Закопавшись в душистом сене, Генка смотрел на обледенелые ветви яблонек, и ему было жаль их за беззащитную оголенность и хрупкость. Не поворачивая головы к лежащему рядом другу, сказал:
— Слышь, Лех?
— Чо?
— А деревья зимой умирают или как медведи?
Лешка, было задремавший, напряженно засопел:
— Не знаю, умирают, наверное.
Наступило долгое молчание. За день они вдосталь набегались и сейчас спрятались на сеновале, чтобы отдохнуть, отогреться, лишь головы торчали из вороха сухой травы.
Генка высунул руку в окно — пролетающие мимо снежинки не хотели садиться в ладонь и только самые сытые, крупные, зазевавшиеся опускались на теплые пальцы.
— Слышь, Лех?
— Чо? — лениво отозвался тот.
— А на что снег походит?
— Не знаю. На сахар, наверное?
— И на мороженое, да?
— На мороженое? — Лешка приподнял голову и посмотрел на друга.
— Ну на то, что около ОРСа продавали, по десять копеек.
— А, — сглотнул слюну Лешка, — и еще на апельсины.
— На апельсины? Да они желтые, а снег белый!
— Зато вкусные.
— Вкусные, — согласился Генка, вспомнив апельсин, которым угостила его соседка тетя Стеша. Крупный, яркий плод он очистил, складывая желтую мясистую кожицу в карман.

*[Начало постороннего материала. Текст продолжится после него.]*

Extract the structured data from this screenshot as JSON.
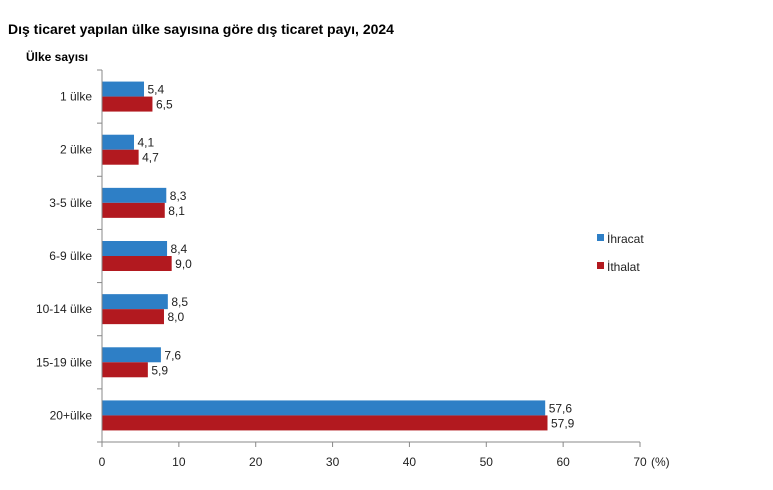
{
  "chart_data": {
    "type": "bar",
    "orientation": "horizontal",
    "title": "Dış ticaret yapılan ülke sayısına göre dış ticaret payı, 2024",
    "ylabel": "Ülke sayısı",
    "xunit": "(%)",
    "categories": [
      "1 ülke",
      "2 ülke",
      "3-5 ülke",
      "6-9 ülke",
      "10-14 ülke",
      "15-19 ülke",
      "20+ülke"
    ],
    "series": [
      {
        "name": "İhracat",
        "color": "#2e7fc6",
        "values": [
          5.4,
          4.1,
          8.3,
          8.4,
          8.5,
          7.6,
          57.6
        ],
        "labels": [
          "5,4",
          "4,1",
          "8,3",
          "8,4",
          "8,5",
          "7,6",
          "57,6"
        ]
      },
      {
        "name": "İthalat",
        "color": "#b2191f",
        "values": [
          6.5,
          4.7,
          8.1,
          9.0,
          8.0,
          5.9,
          57.9
        ],
        "labels": [
          "6,5",
          "4,7",
          "8,1",
          "9,0",
          "8,0",
          "5,9",
          "57,9"
        ]
      }
    ],
    "xlim": [
      0,
      70
    ],
    "xticks": [
      "0",
      "10",
      "20",
      "30",
      "40",
      "50",
      "60",
      "70"
    ],
    "grid": false,
    "legend": "right"
  }
}
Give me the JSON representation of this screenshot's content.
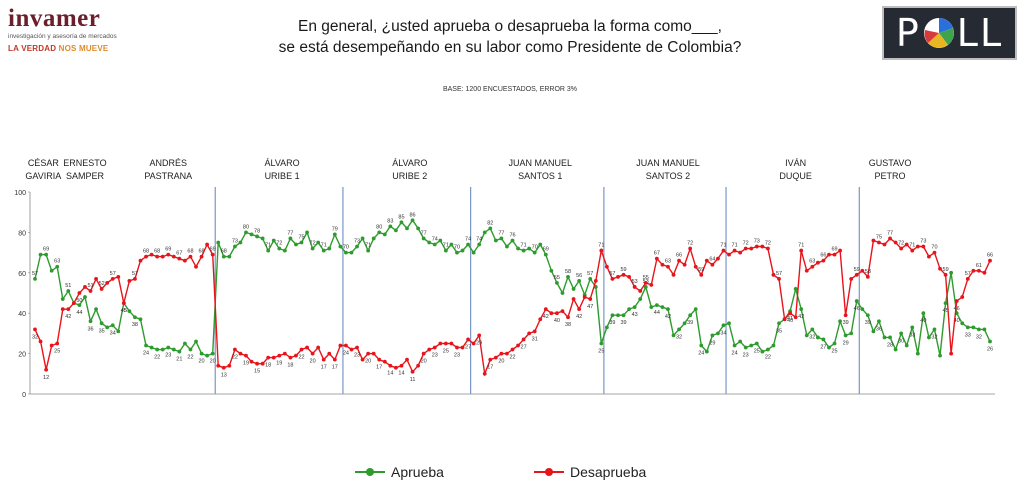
{
  "logo": {
    "word": "invamer",
    "sub": "investigación y asesoría de mercados",
    "tag1": "LA VERDAD",
    "tag2": "NOS MUEVE"
  },
  "title": {
    "line1": "En general, ¿usted aprueba o desaprueba la forma como___,",
    "line2": "se está desempeñando en su labor como Presidente de Colombia?"
  },
  "base_note": "BASE: 1200 ENCUESTADOS, ERROR 3%",
  "poll_logo": {
    "left": "P",
    "right": "LL"
  },
  "colors": {
    "approve": "#2e9b2e",
    "disapprove": "#e8141b",
    "divider": "#7a96c9",
    "term_divider": "#3a55a0"
  },
  "chart_data": {
    "type": "line",
    "ylim": [
      0,
      100
    ],
    "yticks": [
      0,
      20,
      40,
      60,
      80,
      100
    ],
    "grid": false,
    "legend_position": "bottom",
    "presidents": [
      {
        "name": [
          "CÉSAR",
          "GAVIRIA"
        ],
        "start": 0,
        "end": 3
      },
      {
        "name": [
          "ERNESTO",
          "SAMPER"
        ],
        "start": 3,
        "end": 15
      },
      {
        "name": [
          "ANDRÉS",
          "PASTRANA"
        ],
        "start": 15,
        "end": 33
      },
      {
        "name": [
          "ÁLVARO",
          "URIBE 1"
        ],
        "start": 33,
        "end": 56
      },
      {
        "name": [
          "ÁLVARO",
          "URIBE 2"
        ],
        "start": 56,
        "end": 79
      },
      {
        "name": [
          "JUAN MANUEL",
          "SANTOS 1"
        ],
        "start": 79,
        "end": 103
      },
      {
        "name": [
          "JUAN MANUEL",
          "SANTOS 2"
        ],
        "start": 103,
        "end": 125
      },
      {
        "name": [
          "IVÁN",
          "DUQUE"
        ],
        "start": 125,
        "end": 149
      },
      {
        "name": [
          "GUSTAVO",
          "PETRO"
        ],
        "start": 149,
        "end": 159
      }
    ],
    "series": [
      {
        "name": "Aprueba",
        "values": [
          57,
          69,
          69,
          61,
          63,
          47,
          51,
          45,
          44,
          48,
          36,
          42,
          35,
          33,
          34,
          31,
          45,
          41,
          38,
          37,
          24,
          23,
          22,
          22,
          23,
          22,
          21,
          25,
          22,
          26,
          20,
          19,
          20,
          75,
          68,
          68,
          73,
          75,
          80,
          79,
          78,
          77,
          71,
          76,
          72,
          71,
          77,
          74,
          75,
          80,
          72,
          75,
          71,
          72,
          79,
          73,
          70,
          70,
          73,
          77,
          71,
          77,
          80,
          79,
          83,
          81,
          85,
          82,
          86,
          82,
          77,
          75,
          74,
          76,
          71,
          74,
          70,
          71,
          74,
          70,
          74,
          80,
          82,
          76,
          77,
          73,
          76,
          72,
          71,
          72,
          70,
          74,
          69,
          61,
          55,
          50,
          58,
          52,
          56,
          49,
          57,
          53,
          25,
          33,
          39,
          39,
          39,
          42,
          43,
          47,
          53,
          43,
          44,
          43,
          42,
          29,
          32,
          35,
          39,
          42,
          24,
          21,
          29,
          30,
          34,
          35,
          24,
          26,
          23,
          24,
          25,
          21,
          22,
          24,
          35,
          37,
          41,
          52,
          42,
          29,
          32,
          28,
          27,
          23,
          25,
          36,
          29,
          30,
          46,
          42,
          39,
          31,
          36,
          28,
          28,
          22,
          30,
          24,
          33,
          20,
          40,
          28,
          32,
          19,
          45,
          60,
          40,
          35,
          33,
          33,
          32,
          32,
          26
        ]
      },
      {
        "name": "Desaprueba",
        "values": [
          32,
          26,
          12,
          24,
          25,
          42,
          42,
          45,
          50,
          53,
          51,
          57,
          52,
          55,
          57,
          58,
          45,
          56,
          57,
          66,
          68,
          69,
          68,
          68,
          69,
          68,
          67,
          66,
          68,
          63,
          68,
          74,
          69,
          14,
          13,
          14,
          22,
          20,
          19,
          16,
          15,
          15,
          18,
          18,
          19,
          20,
          18,
          19,
          22,
          23,
          20,
          23,
          17,
          20,
          17,
          24,
          24,
          22,
          23,
          17,
          20,
          20,
          17,
          16,
          14,
          13,
          14,
          17,
          11,
          14,
          20,
          22,
          23,
          25,
          25,
          25,
          23,
          23,
          27,
          25,
          29,
          10,
          17,
          18,
          20,
          20,
          22,
          24,
          27,
          30,
          31,
          37,
          42,
          40,
          40,
          41,
          38,
          47,
          42,
          48,
          47,
          56,
          71,
          63,
          57,
          58,
          59,
          58,
          53,
          51,
          55,
          54,
          67,
          64,
          63,
          59,
          66,
          64,
          72,
          63,
          59,
          66,
          64,
          67,
          71,
          69,
          71,
          70,
          72,
          72,
          73,
          73,
          72,
          59,
          57,
          37,
          40,
          38,
          71,
          61,
          63,
          65,
          66,
          69,
          69,
          71,
          39,
          57,
          59,
          61,
          58,
          76,
          75,
          74,
          77,
          75,
          72,
          74,
          71,
          73,
          73,
          68,
          70,
          62,
          59,
          20,
          46,
          48,
          57,
          61,
          61,
          60,
          66
        ]
      }
    ],
    "term_dividers": [
      33,
      56,
      79,
      103,
      125,
      149
    ]
  },
  "legend": {
    "approve": "Aprueba",
    "disapprove": "Desaprueba"
  }
}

Руки долго потом хранили приятный запах, а когда утомленное терпение сдалось, он спрятался за сараем и медленно съел обмякшие полоски апельсиновой кожуры.
Генке показалось, что сырая прохлада улицы запахла апельсином.
Лешка вздохнул, рассмотрел указательный палец, как бы примеряясь к нему, и начал кусать ноготь.
Да, Лешка Лаптев, второгодник четвертого «а» класса, кусал ногти, имел всегда сопливый нос и мокрый рот, нещадно матерился, дрался, на уроках шевелил большими, в синих прожилках ушами. Одноклассники смеялись, учительница злилась и поднимала виновника с места. Лешка вставал и заворачивал свои косые глаза так, что зрачки прятались, а веки нервно смежались на мутно–розовых бельмах.
— Вон из класса! — не сдерживалась учительница.